1. Focus on the people you work with
People make up the culture. This means that a positive company culture all starts with a strong emphasis on people. Both thosewho already work for you and those who might come to work for you in the future.
“People want to feel seen and heard. Especially in times when a lot is changing. This means you want to avoid making people feel like they’re “just a person doing a job”,” explains Jan.
People want to be treated as individuals. They want to be trusted, appreciated for what they do and shown genuine interest.
“As an employer, you need to express that trust in and appreciation of your people. That might take time to build, but what you get in return is genuine interest and trust,” concludes Jan.
2. Hire the right people
You only want to hire new people who fit the culture that currently exists and are happy to liveit in their daily work.
Obviously, it’s important for people to be good at what they do, but clicking with the organisation (and its values) is just as important. Hire people who will add to the existing culture.

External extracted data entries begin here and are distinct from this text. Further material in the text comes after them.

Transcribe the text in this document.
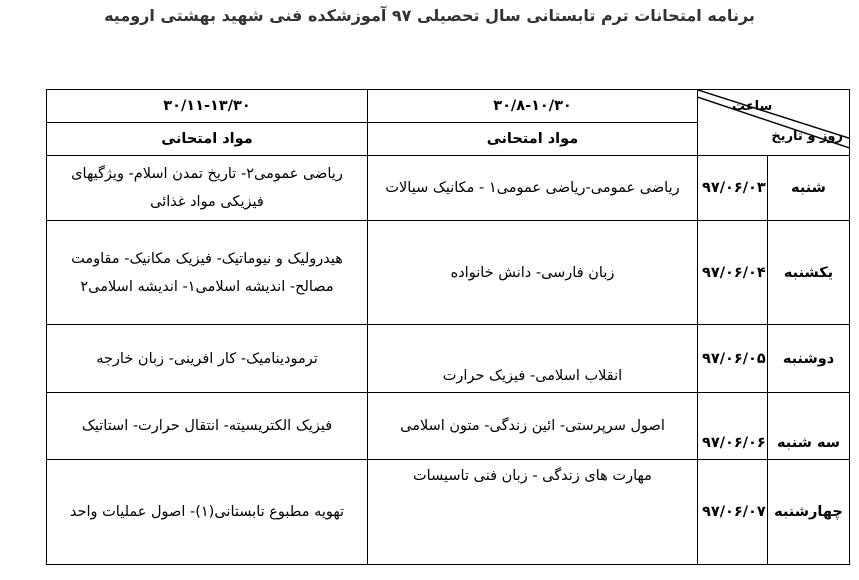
برنامه امتحانات ترم تابستانی سال تحصیلی ۹۷ آموزشکده فنی شهید بهشتی ارومیه
ساعت
روز و تاریخ		۳۰/۸-۱۰/۳۰	۳۰/۱۱-۱۳/۳۰
		مواد امتحانی	مواد امتحانی
شنبه	۹۷/۰۶/۰۳	ریاضی عمومی-ریاضی عمومی۱ - مکانیک سیالات	ریاضی عمومی۲- تاریخ تمدن اسلام- ویژگیهای فیزیکی مواد غذائی
یکشنبه	۹۷/۰۶/۰۴	زبان فارسی- دانش خانواده	هیدرولیک و نیوماتیک- فیزیک مکانیک- مقاومت مصالح- اندیشه اسلامی۱- اندیشه اسلامی۲
دوشنبه	۹۷/۰۶/۰۵	انقلاب اسلامی- فیزیک حرارت	ترمودینامیک- کار افرینی- زبان خارجه
سه شنبه	۹۷/۰۶/۰۶	اصول سرپرستی- ائین زندگی- متون اسلامی	فیزیک الکتریسیته- انتقال حرارت- استاتیک
چهارشنبه	۹۷/۰۶/۰۷	مهارت های زندگی - زبان فنی تاسیسات	تهویه مطبوع تابستانی(۱)- اصول عملیات واحد
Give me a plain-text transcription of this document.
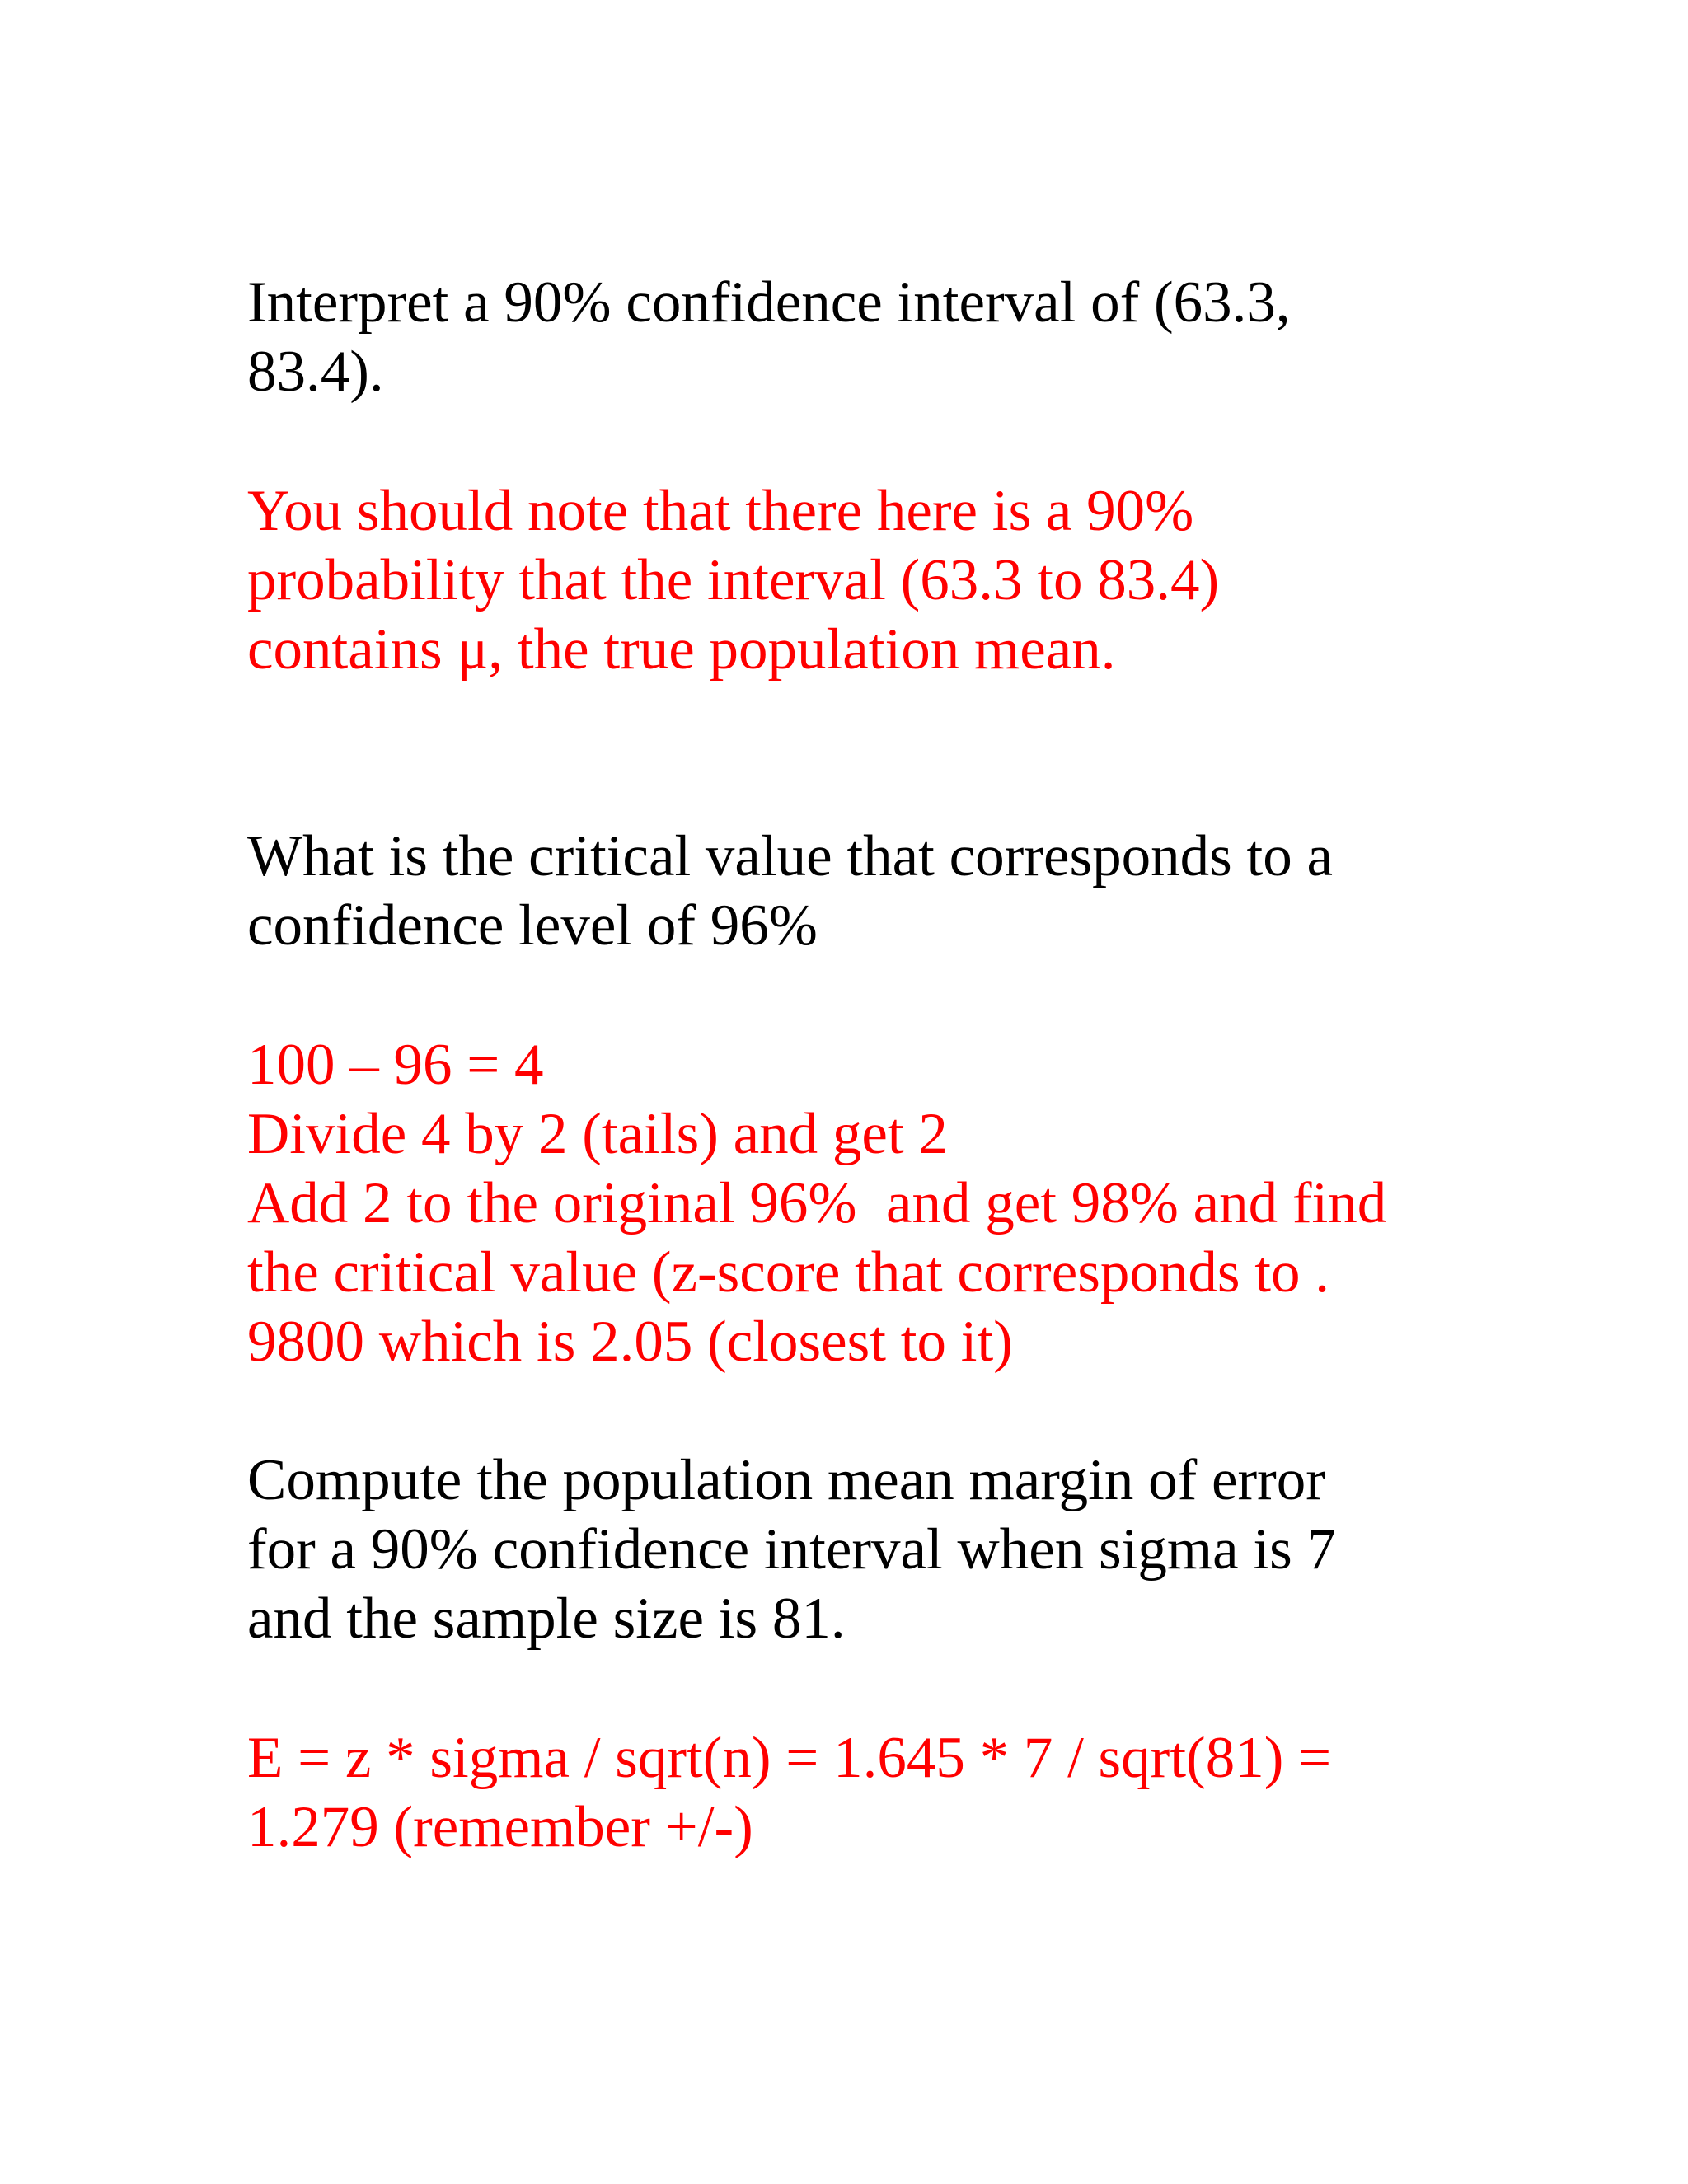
Interpret a 90% confidence interval of (63.3,
83.4).
You should note that there here is a 90%
probability that the interval (63.3 to 83.4)
contains μ, the true population mean.
What is the critical value that corresponds to a
confidence level of 96%
100 – 96 = 4
Divide 4 by 2 (tails) and get 2
Add 2 to the original 96%  and get 98% and find
the critical value (z-score that corresponds to .
9800 which is 2.05 (closest to it)
Compute the population mean margin of error
for a 90% confidence interval when sigma is 7
and the sample size is 81.
E = z * sigma / sqrt(n) = 1.645 * 7 / sqrt(81) =
1.279 (remember +/-)
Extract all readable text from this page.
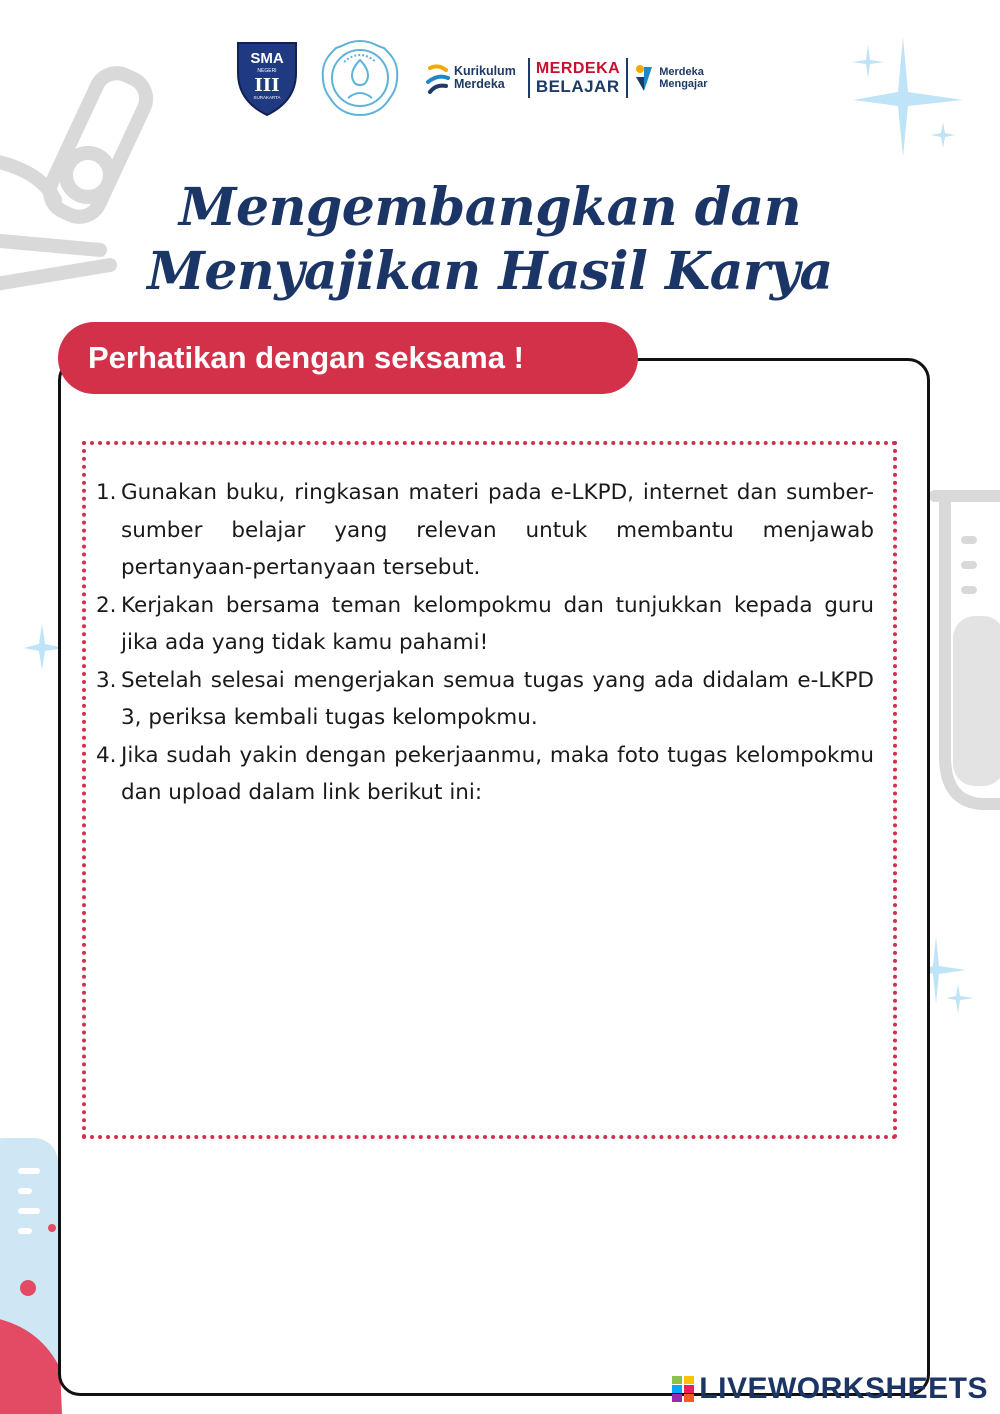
SMA
NEGERI
III
SURAKARTA
Kurikulum
Merdeka
MERDEKA
BELAJAR
Merdeka
Mengajar
Mengembangkan dan
Menyajikan Hasil Karya
Perhatikan dengan seksama !
1. Gunakan buku, ringkasan materi pada e-LKPD, internet dan sumber-sumber belajar yang relevan untuk membantu menjawab pertanyaan-pertanyaan tersebut.
2. Kerjakan bersama teman kelompokmu dan tunjukkan kepada guru jika ada yang tidak kamu pahami!
3. Setelah selesai mengerjakan semua tugas yang ada didalam e-LKPD 3, periksa kembali tugas kelompokmu.
4. Jika sudah yakin dengan pekerjaanmu, maka foto tugas kelompokmu dan upload dalam link berikut ini:
LIVEWORKSHEETS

You can do this by actively asking questions about this during the interview stage. For example, ask people how they’d behave in certain situations and see if this reflects your values.
3. Discuss the values and culture
Have conversations where you explain the company values and the current culture. This might be during meetings and company updates, but it could also be during interviews and the onboarding process.
This way, new employees will immediately be clear about what the culture is (and if they identify with it) and current employees won’t lose sight of your company values.
In addition, ask for feedback on the culture regularly. Both from your new hires who’ve just been through the onboarding process, and people who have been working with you for longer.
This way you’ll be able to keep an eye on what’s going on and can make adjustments if you notice that the culture is changing for the worse.
4. Cultivate and celebrate work traditions
Traditions are a fundamental part of any culture. They strengthen bonds and create a sense of solidarity.
But as a company grows, certain traditions might fade away. This is despite the fact that they can be very powerful.
“Culture thrives when teams have an emotional connection to the mission and to one another,” Sarah Sladek, CEO at XYZ University, tells Forbes.
Make plenty of time and create opportunities to develop team bonds. For example, during team outings, quarterly meetings and other events. Create a sense of solidarity by doing things together, celebrating successes and learning from mistakes.
5. Ensure open communication and transparency
Jan: “Everyone experiences growth and change differently. This means that it’s important to keep the conversation going and to be transparent about what’s going on in the organisation.” Both on a management level and on a team level.
A transparent culture is one where the management team is open about results and the path the organisation is taking, but also a culture where people can give each other feedback.
In a transparent organisation, there is mutual trust, people are less stressed and job satisfaction is higher, reports Glassdoor. As a result, people perform better.
They aren’t afraid to take risks and they’re open with one other, but they also know that it’s okay to set boundaries where necessary.
Growth, change and culture
Growth goes hand in hand with change. It’s all part of the process and it keeps us on our toes. It also gives us the opportunity to grow as people. But, at the same time, change can also bring discomfort. This can have an impact on the people within your organisation and the culture.
As an HR professional or manager, you’ll want to keep an eye on this. This is because a positive company culture contributes to the mental health and job satisfaction of the people within your organisation. And that’s always a top priority.